Esta passagem do tempo parece ao mesmo tempo inconcebível e dolorosamente normal. Sinto uma falta incomensurável da minha mãe e durante o Kadish perdia-me nos meus pensamentos, no meu próprio luto privado. Mas eu ficava de pé com os meus irmãos. Ouvia as suas vozes cantando também.

Uma vez, entrei na sinagoga e uma mulher que é uma frequentadora regular sussurrou-me: "Os seus irmãos ainda não chegaram." E o meu coração alegrou-se um pouco com a ideia de até pessoas que mal me conhecem me verem como parte desta unidade.

Alguns meses atrás, eu estava numa festa infantil e uma mãe lamentava-se por as suas filhas não se darem bem. "É uma falha dos pais", disse ela.

Pensei em fazer a mesma piada do divórcio que o meu irmão contara, mas não o fiz. Gostaria de ter dito aquilo em que realmente acreditava, que essas coisas não podem ser forçadas. O melhor que se pode fazer é dar um passo atrás e deixar a alquimia funcionar.
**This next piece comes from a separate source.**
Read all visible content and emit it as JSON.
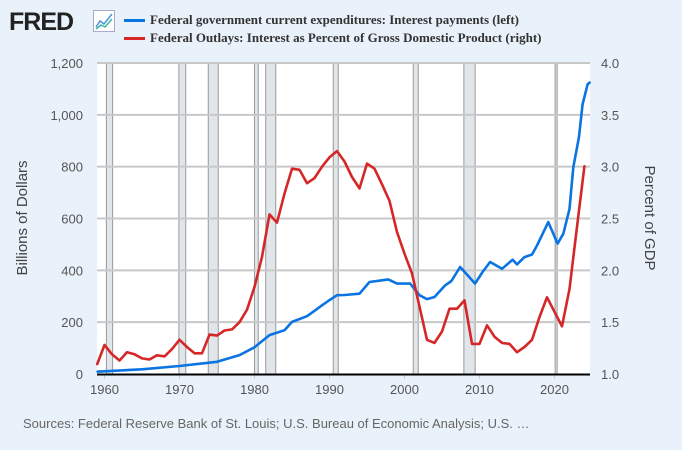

Poucos anos depois do divórcio, David e eu estávamos no nosso quintal, onde ele e um amigo estavam a consertar um pequeno veleiro de uma só pessoa que tinham comprado, pintando-o de vermelho. A nossa cozinha era virada para o quintal, com uma grande janela sobre o lava-louça, e quando David foi lavar as mãos, eu conseguia vê-lo muito bem.

Ele ligou o triturador de lixo do lava-louça, eu ouvi o barulho, e então - nunca vou conseguir esquecer - ele começou a gritar, levantando as mãos vermelhas e a pingar.

Eu gritei. As mãos dele, apanhadas pelo triturador, mutiladas! O terror: a recordação ainda consegue deixar-me gelada.

Então ele abriu a porta de rede com uma facilidade desarmante e apareceu no quintal a rir.

"Foi uma partida, é só tinta", disse ele, aproximando-se. "Vês? Estou bem, estou ótimo."

"Odeio-te", disse-lhe eu a chorar, afastando-me dele com o coração apertado e dividido em partes iguais de medo e de fúria. "Odeio-te mesmo a sério."

Eu tenho duas filhas agora, com uma diferença de três anos entre elas, tal como eu e os meus irmãos. As minhas filhas não são nada parecidas connosco. Raramente brincam juntas. Elas não são as melhores amigas uma da outra. Mas em momentos de verdadeiro desespero já as vi aproximarem-se uma da outra. E sinto-me grata por isso. Quanto ao resto temos de esperar para ver.

Ellen Umansky vive em Brooklyn e é autora do romance The Fortunate Ones, a ser publicado neste mês.